Мы сидим в гримвагене, я смотрю с усталой ненавистью — костюмы пропахнут дымом.
«Да посмотри же на себя — старая ты шалава, а не щенок».
— Француз мой зовет меня «девочка моя», «воробушек» — Пиаф знаешь? Приглашает к себе, представляешь, влюбился так, — она широко распахивает глаза, — пиииипец. А я не хочууу, я его не люблююю. — Теперь губы в трубочку.
«Господи, тебе и сорока нет, что ж ты истаскалась-то так. А самое мерзкое, вот эта твоя детскость придурковатая. Какая травести, на хрен, карлица грязная».
Вполне допускаю, что был какой-то француз и есть какие-то любовники. Маленькая, худая, быстрая. Ее небольшое, удачно, в общем, вылепленное личико непоправимо оплыло от пьянства. Одета «креативно» — подростковые тряпки, немного секонд-хенда, здоровенная фенька на руке, многорядные керамические бусы на шее, три серьги в ухе и недешевая деталь из прежней жизни — хорошая кожаная сумка, довольно потертая, впрочем. До образа городской сумасшедшей всего ничего — добавить шляпку или боа, и готово.
И дурно зажеванный «орбитом» запах перегара.
— Я не хочу уезжать, я жду свою роль. У меня есть роскошное амплуа — шикарная опытная стерва в стиле Ардан…
Говорить с ней — мука, она играет каждую фразу. В ее «я так хочу чаю» вложено столько страсти, что я быстро приношу чашку и с ужасом жду трагической истории — ну, не знаю, как за ней только что гнались или ее чуть не сбила машина. Но в течение двух пустых часов до ее эпизода она умудряется живо и гладко повествовать ни о чем — так же восклицая, придыхая и всплескивая, — просто для того, чтобы удержать внимание. Это тягостно для меня, и к концу разговора начинает болеть голова.
К нам подходит помреж, они обнимаются, целуют воздух и начинают обсуждать знакомых. Она преображается — ее фразы изящны и точны. Она говорит о живых и об умерших, и в устах ее горечь, нежность и яд. Потом сникает, переходит на обычное злословие, и вот уже массовку зовут на площадку. Она мельком взглядывает в зеркало, поворачивается ко мне, чтобы чуть ли не потрепать по щеке, но вовремя опускает руку и уходит.
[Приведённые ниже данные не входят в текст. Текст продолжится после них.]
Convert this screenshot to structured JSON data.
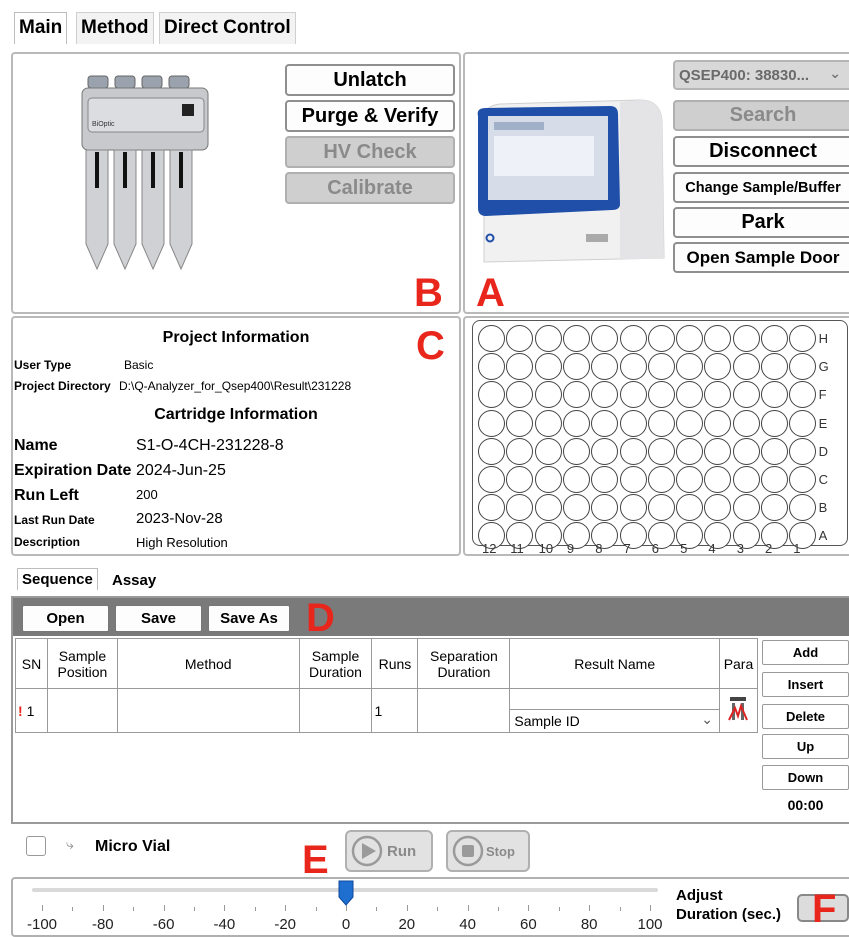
{
  "tabs": [
    "Main",
    "Method",
    "Direct Control"
  ],
  "cartridge_panel": {
    "buttons": {
      "unlatch": "Unlatch",
      "purge_verify": "Purge & Verify",
      "hv_check": "HV Check",
      "calibrate": "Calibrate"
    },
    "cartridge_brand": "BiOptic"
  },
  "instrument_panel": {
    "device_select": "QSEP400: 38830...",
    "buttons": {
      "search": "Search",
      "disconnect": "Disconnect",
      "change_sample_buffer": "Change Sample/Buffer",
      "park": "Park",
      "open_sample_door": "Open Sample Door"
    }
  },
  "annotation_letters": {
    "a": "A",
    "b": "B",
    "c": "C",
    "d": "D",
    "e": "E",
    "f": "F"
  },
  "project_info": {
    "title": "Project Information",
    "user_type_label": "User Type",
    "user_type_value": "Basic",
    "project_dir_label": "Project Directory",
    "project_dir_value": "D:\\Q-Analyzer_for_Qsep400\\Result\\231228"
  },
  "cartridge_info": {
    "title": "Cartridge Information",
    "name_label": "Name",
    "name_value": "S1-O-4CH-231228-8",
    "expiration_label": "Expiration Date",
    "expiration_value": "2024-Jun-25",
    "run_left_label": "Run Left",
    "run_left_value": "200",
    "last_run_label": "Last Run Date",
    "last_run_value": "2023-Nov-28",
    "description_label": "Description",
    "description_value": "High Resolution"
  },
  "plate": {
    "rows": [
      "H",
      "G",
      "F",
      "E",
      "D",
      "C",
      "B",
      "A"
    ],
    "cols": [
      "12",
      "11",
      "10",
      "9",
      "8",
      "7",
      "6",
      "5",
      "4",
      "3",
      "2",
      "1"
    ]
  },
  "sequence_tabs": [
    "Sequence",
    "Assay"
  ],
  "toolbar": {
    "open": "Open",
    "save": "Save",
    "save_as": "Save As"
  },
  "table": {
    "headers": {
      "sn": "SN",
      "sample_position": "Sample Position",
      "method": "Method",
      "sample_duration": "Sample Duration",
      "runs": "Runs",
      "separation_duration": "Separation Duration",
      "result_name": "Result Name",
      "para": "Para"
    },
    "row1": {
      "warning": "!",
      "sn": "1",
      "runs": "1",
      "result_name_select": "Sample ID"
    }
  },
  "side_buttons": {
    "add": "Add",
    "insert": "Insert",
    "delete": "Delete",
    "up": "Up",
    "down": "Down"
  },
  "timer": "00:00",
  "micro_vial_label": "Micro Vial",
  "run_button": "Run",
  "stop_button": "Stop",
  "slider": {
    "tick_labels": [
      "-100",
      "-80",
      "-60",
      "-40",
      "-20",
      "0",
      "20",
      "40",
      "60",
      "80",
      "100"
    ],
    "value": 0,
    "label_line1": "Adjust",
    "label_line2": "Duration (sec.)"
  },
  "colors": {
    "accent_red": "#e8261c",
    "slider_thumb": "#1f6fd1",
    "toolbar_gray": "#7a7a7a"
  }
}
И в какое-то короткое мгновение я понимаю, что она знает о себе все. И чувствует каждую морщинку на лице, каждый седой волос под черной краской. Нарочитое безумие, ежедневно укрепляемое алкоголем, — это единственный бастион между нею и реальностью. Только бы не видеть своего настоящего лица. Своего настоящего. Своего будущего. О прошлом — не вспоминать.